Plus récent pays du monde ayant acquis son indépendance en juillet 2011, le Soudan du Sud est plongé depuis décembre 2013 dans un conflit provoqué par une rivalité politique et ethnique entre le président Salva Kiir et son ancien vice-président Riek Machar, limogé après avoir fait part de son intention de briguer la présidence.
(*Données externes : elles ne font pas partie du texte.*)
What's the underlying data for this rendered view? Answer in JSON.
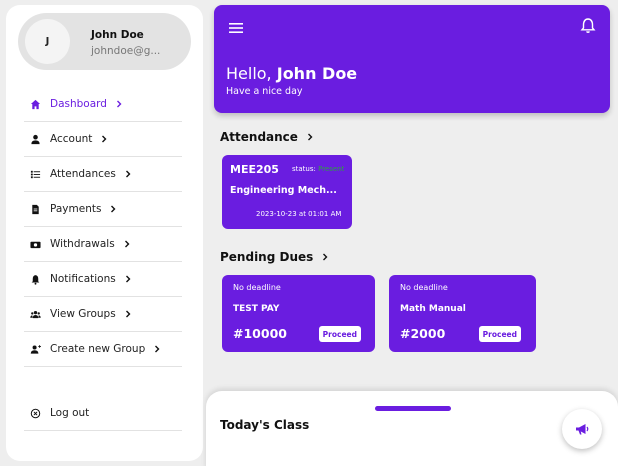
{
  "colors": {
    "accent": "#6a1de0",
    "status_ok": "#2ea043",
    "background": "#eeeeee"
  },
  "profile": {
    "initial": "J",
    "name": "John Doe",
    "email": "johndoe@g..."
  },
  "nav": {
    "items": [
      {
        "label": "Dashboard",
        "icon": "home-icon"
      },
      {
        "label": "Account",
        "icon": "person-icon"
      },
      {
        "label": "Attendances",
        "icon": "list-icon"
      },
      {
        "label": "Payments",
        "icon": "receipt-icon"
      },
      {
        "label": "Withdrawals",
        "icon": "money-icon"
      },
      {
        "label": "Notifications",
        "icon": "bell-icon"
      },
      {
        "label": "View Groups",
        "icon": "group-icon"
      },
      {
        "label": "Create new Group",
        "icon": "add-person-icon"
      }
    ],
    "logout": "Log out"
  },
  "header": {
    "hello": "Hello,",
    "name": "John Doe",
    "subtitle": "Have a nice day"
  },
  "attendance": {
    "title": "Attendance",
    "card": {
      "code": "MEE205",
      "status_label": "status:",
      "status_value": "Present",
      "course": "Engineering Mech...",
      "date": "2023-10-23 at 01:01 AM"
    }
  },
  "dues": {
    "title": "Pending Dues",
    "items": [
      {
        "deadline": "No deadline",
        "name": "TEST PAY",
        "amount": "#10000",
        "action": "Proceed"
      },
      {
        "deadline": "No deadline",
        "name": "Math Manual",
        "amount": "#2000",
        "action": "Proceed"
      }
    ]
  },
  "today": {
    "title": "Today's Class"
  }
}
Issus du même parti politique (le Mouvement populaire de libération du Soudan qui a mené le pays à l'indépendance), les deux hommes appartiennent aussi à deux ethnies différentes, les Dinkas et les Nuers, ce qui a attisé d’anciennes dissensions.
"Le monde ne peut plus se contenter de regarder, alors que les populations du Soudan du Sud sont terrorisées par une guerre absurde", poursuit le chef du HCR. Selon l’agence onusienne, les six pays voisins du Soudan du Sud (eux-mêmes en proie à l’instabilité et aux déplacements à grande échelle de leurs propres ressortissants) hébergent plus de deux millions de réfugiés et un million supplémentaire pourrait s’ajouter d’ici à un an. À l’intérieur du pays, sept millions de personnes ont besoin d’une aide humanitaire essentielle, dont deux millions sont des déplacés internes.
"Aveuglement et naïveté" de la communauté internationale
L’ONU a annoncé, jeudi, le renouvellement de la Minuss, sa mission de maintien de la paix au Soudan du Sud, mais pour seulement trois mois, contre un an précédemment. Le but est ainsi de pousser à une relance proactive du processus de paix et d'achever "l'examen stratégique de la Mission" qui compte un effectif d'environ 17 000 soldats, policiers et civils.
Pour Roland Marchal, chercheur à Sciences Po et spécialiste des conflits en Afrique sub-saharienne, la mission des Casques bleus aura eu le mérite "d'internationaliser le problème, d'envoyer le message que l'ONU était là". Mais les bénéfices s’arrêtent là, selon lui : "Depuis ses débuts, il y a six ans, cette opération n’était pas assez outillée, ils n’avaient pas prévu que leur mandat allait se complexifier, que le conflit allait s’enliser et que les besoins de protection des civils allait s’accroître autant".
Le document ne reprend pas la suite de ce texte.